Was verbinden Sie persönlich mit Mooren?

Torfabbau. Ich bin aufgewachsen am Stadtrand von Berlin-Pankow mit zwei kleinen Torfteichen in der Nähe. Dort wurde früher Torf gestochen, dann sind Seen entstanden. Damals hatte ich aber noch keinen Bezug zur Geschichte der Moore. Erst über meine Arbeit hier in Bremen habe ich mich viel mit der Kultivierung der Moore beschäftigt. Eine Geschichte mit sehr viel Wissen und Kraft, menschlich und tierisch, die zum Teil freiwillig, zum Teil aus Armut oder unfreiwillig von Kriegsgefangenen und KZ-Häftlingen kam.

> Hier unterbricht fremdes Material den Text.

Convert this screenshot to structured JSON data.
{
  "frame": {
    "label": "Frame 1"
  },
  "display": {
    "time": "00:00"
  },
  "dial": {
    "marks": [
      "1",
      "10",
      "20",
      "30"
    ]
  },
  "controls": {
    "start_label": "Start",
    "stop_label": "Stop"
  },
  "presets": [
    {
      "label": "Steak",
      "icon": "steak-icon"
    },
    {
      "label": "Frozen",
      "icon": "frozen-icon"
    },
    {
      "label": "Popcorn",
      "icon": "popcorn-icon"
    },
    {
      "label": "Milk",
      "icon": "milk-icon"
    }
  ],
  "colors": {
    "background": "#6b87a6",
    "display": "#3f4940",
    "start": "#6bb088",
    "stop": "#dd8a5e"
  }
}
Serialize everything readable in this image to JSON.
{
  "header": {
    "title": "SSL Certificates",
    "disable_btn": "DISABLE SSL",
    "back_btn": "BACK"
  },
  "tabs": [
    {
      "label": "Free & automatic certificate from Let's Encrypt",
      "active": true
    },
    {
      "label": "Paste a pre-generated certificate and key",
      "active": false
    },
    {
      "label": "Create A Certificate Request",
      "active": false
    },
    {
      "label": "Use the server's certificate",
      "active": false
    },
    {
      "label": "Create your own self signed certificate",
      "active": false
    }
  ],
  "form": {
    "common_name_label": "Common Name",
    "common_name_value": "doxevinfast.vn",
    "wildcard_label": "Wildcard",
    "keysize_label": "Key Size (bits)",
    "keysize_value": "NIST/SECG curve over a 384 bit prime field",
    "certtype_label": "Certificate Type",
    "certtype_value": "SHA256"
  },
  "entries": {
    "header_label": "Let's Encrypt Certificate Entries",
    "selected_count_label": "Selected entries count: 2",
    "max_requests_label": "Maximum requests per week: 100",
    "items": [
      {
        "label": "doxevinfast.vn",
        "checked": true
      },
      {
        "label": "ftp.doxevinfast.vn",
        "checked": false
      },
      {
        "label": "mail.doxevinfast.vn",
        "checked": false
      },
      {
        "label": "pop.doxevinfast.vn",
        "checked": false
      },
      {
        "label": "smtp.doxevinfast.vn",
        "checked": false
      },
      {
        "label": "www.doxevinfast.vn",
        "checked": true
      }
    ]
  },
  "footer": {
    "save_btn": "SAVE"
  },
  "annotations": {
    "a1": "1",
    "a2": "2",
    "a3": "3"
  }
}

Ist Ihre Kunst eine Art Protest?

Sie ist nicht vorrangig ein Appell. Aber durch sie kommt man nicht umhin, sich mit dem Thema zu befassen. Aktuell erfahren Moore zum Glück wieder viel Aufmerksamkeit, da sie gigantische CO2-Speicher sind. Wenn Leute sensibilisiert werden, wäre das ein schöner Effekt meiner Arbeit. Aber zu viel Aufmerksamkeit ist auch kontraproduktiv, es sollen ja schließlich nicht alle dorthin pilgern und regelmäßig im Naturschutzgebiet picknicken.

Wie funktioniert der Destillationsprozess?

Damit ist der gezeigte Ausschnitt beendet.